Home

Parket bij de Hoge Raad, 19-07-2016, ECLI:NL:PHR:2016:852, 11/04540

Parket bij de Hoge Raad, 19-07-2016, ECLI:NL:PHR:2016:852, 11/04540

Gegevens

Instantie
Parket bij de Hoge Raad
Datum uitspraak
19 juli 2016
Datum publicatie
2 september 2016
ECLI
ECLI:NL:PHR:2016:852
Formele relaties
Zaaknummer
11/04540

Inhoudsindicatie

Belanghebbende is een fiscale eenheid in de zin van artikel 7, lid 4, van de Wet op de omzetbelasting 1968 (hierna: de Wet). De tot belanghebbende behorende vennootschap [A] Beheer N.V. (hierna: [A]) heeft in 1996 met drie in Nederland gevestigde - niet tot de fiscale eenheid behorende - vennootschappen (hierna: de vastgoedvennootschappen) afzonderlijk een overeenkomst tot het verrichten van diensten gesloten (hierna: de overeenkomsten).
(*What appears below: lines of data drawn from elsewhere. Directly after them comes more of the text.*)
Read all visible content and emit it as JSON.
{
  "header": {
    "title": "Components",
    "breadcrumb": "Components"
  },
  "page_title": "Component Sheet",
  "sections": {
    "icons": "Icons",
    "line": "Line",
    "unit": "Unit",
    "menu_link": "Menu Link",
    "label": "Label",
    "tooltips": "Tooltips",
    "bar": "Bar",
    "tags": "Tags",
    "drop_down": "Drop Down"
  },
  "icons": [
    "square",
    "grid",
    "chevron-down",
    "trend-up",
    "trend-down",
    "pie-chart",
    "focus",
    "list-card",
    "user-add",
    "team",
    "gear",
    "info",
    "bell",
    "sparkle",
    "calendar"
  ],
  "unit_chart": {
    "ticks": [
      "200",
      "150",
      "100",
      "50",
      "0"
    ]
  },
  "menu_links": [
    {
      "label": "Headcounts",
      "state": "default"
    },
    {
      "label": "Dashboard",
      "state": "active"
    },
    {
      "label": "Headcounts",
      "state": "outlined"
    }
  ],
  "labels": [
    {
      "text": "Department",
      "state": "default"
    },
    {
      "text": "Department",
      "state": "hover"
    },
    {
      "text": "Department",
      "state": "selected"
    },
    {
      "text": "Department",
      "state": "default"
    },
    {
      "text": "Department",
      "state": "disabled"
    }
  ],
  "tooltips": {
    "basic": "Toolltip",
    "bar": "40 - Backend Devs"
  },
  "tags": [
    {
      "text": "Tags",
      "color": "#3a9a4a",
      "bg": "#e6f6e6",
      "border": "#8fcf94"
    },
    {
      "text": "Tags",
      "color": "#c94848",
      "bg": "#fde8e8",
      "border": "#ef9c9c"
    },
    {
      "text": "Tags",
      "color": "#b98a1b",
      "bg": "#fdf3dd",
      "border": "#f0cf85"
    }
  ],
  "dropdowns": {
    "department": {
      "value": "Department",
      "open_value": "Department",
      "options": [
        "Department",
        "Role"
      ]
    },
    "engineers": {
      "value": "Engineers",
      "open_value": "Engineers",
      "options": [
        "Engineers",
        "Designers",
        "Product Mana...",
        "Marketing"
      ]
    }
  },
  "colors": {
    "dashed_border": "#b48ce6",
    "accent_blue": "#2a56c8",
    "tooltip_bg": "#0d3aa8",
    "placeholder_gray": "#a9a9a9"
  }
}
De vastgoedvennootschappen zijn opgericht door een aantal pensioenfondsen. Na de oprichting hebben de vastgoedvennootschappen ook aan derden (certificaten van) aandelen uitgegeven. De activiteiten van de vastgoedvennootschappen bestaan uit de acquisitie van aandeelhouders c.q. certificaathouders, het aan- en verkopen van onroerende zaken en het exploiteren daarvan. De vastgoedvennootschappen hebben geen personeel in dienst. Belanghebbende heeft ter zake van de door [A] ontvangen vergoeding geen omzetbelasting voldaan, omdat zij van mening is dat alle voor de vastgoedvennootschappen verrichte werkzaamheden onder de vrijstelling van artikel 11, lid 1, aanhef en onderdeel i, aanhef en sub 3, van de Wet zijn begrepen. In geschil is of de vastgoedvennootschappen elk kunnen worden aangemerkt als een ‘gemeenschappelijk beleggingsfonds’ in de zin van de Zesde richtlijn en of (een deel van) de door [A] verrichte werkzaamheden kunnen worden beschouwd als ‘beheer’ van gemeenschappelijke beleggingsfondsen.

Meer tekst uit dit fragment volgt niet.